Достоевский. Энциклопедия - Николай Николаевич Наседкин
Шрифт:
Интервал:
Закладка:
Вскоре, после поездки в Москву, внешний вид князя несколько изменится: «Если бы кто теперь взглянул на него из прежде знавших его полгода назад в Петербурге, в его первый приезд, то пожалуй бы и заключил, что он наружностью переменился гораздо к лучшему. Но вряд ли это было так. В одной одежде была полная перемена: всё платье было другое, сшитое в Москве и хорошим портным; но и в платье был недостаток: слишком уж сшито было по моде (как и всегда шьют добросовестные, но не очень талантливые портные) и сверх того на человека, нисколько этим не интересующегося, так что при внимательном взгляде на князя слишком большой охотник посмеяться, может быть, и нашёл бы чему улыбнуться. Но мало ли отчего бывает смешно?..»
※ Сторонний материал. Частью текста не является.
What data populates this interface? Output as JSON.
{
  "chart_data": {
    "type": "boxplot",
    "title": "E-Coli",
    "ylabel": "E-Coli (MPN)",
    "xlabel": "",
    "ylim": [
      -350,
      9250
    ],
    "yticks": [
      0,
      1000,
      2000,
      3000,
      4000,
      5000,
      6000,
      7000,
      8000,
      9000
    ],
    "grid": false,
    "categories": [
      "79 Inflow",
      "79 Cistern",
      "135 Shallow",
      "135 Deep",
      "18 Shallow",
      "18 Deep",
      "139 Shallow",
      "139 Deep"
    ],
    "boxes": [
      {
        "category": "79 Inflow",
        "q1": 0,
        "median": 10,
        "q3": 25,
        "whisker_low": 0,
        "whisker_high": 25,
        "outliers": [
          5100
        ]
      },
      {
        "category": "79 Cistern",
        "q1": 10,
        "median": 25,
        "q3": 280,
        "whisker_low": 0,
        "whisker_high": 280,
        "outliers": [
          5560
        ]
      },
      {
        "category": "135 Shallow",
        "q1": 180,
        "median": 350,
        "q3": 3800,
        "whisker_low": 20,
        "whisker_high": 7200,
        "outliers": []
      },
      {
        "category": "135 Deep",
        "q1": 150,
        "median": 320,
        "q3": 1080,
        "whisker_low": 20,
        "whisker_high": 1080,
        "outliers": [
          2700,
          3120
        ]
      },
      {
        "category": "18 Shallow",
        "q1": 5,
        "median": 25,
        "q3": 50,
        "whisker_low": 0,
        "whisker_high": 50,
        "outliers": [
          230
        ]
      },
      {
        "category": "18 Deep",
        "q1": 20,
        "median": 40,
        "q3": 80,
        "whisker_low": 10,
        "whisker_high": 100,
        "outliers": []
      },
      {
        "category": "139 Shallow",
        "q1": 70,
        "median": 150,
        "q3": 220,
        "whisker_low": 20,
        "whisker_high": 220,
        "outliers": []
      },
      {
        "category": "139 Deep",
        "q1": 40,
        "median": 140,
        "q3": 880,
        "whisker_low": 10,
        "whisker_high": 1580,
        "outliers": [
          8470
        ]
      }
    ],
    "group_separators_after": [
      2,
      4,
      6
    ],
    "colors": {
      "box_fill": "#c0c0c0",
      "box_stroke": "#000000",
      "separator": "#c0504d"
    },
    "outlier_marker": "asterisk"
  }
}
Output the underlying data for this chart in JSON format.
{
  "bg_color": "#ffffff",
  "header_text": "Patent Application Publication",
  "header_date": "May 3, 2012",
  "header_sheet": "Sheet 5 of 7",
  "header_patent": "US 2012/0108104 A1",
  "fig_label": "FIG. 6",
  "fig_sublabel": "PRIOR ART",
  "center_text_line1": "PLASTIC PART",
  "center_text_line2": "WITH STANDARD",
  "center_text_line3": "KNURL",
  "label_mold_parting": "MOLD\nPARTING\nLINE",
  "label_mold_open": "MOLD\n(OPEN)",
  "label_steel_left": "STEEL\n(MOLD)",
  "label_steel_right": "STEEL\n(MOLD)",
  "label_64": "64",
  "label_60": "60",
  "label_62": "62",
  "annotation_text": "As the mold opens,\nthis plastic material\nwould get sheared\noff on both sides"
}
Перипетии взаимоотношений, соперничества, страстей в треугольниках «князь Мышкин — Рогожин — Настасья Филипповна» и «князь Мышкин — Настасья Филипповна — Аглая», интриги вокруг свалившегося как снег на голову «миллионного» наследства… Всё это вряд ли выдержал бы человек и с более здоровой психикой. Финал князя печален: болезнь обострилась, он стал идиотом в полном смысле слова и, по мнению доктора Шнейдера, теперь уже навсегда.
Рисунок Достоевского из черновых материалов к роману «Идиот»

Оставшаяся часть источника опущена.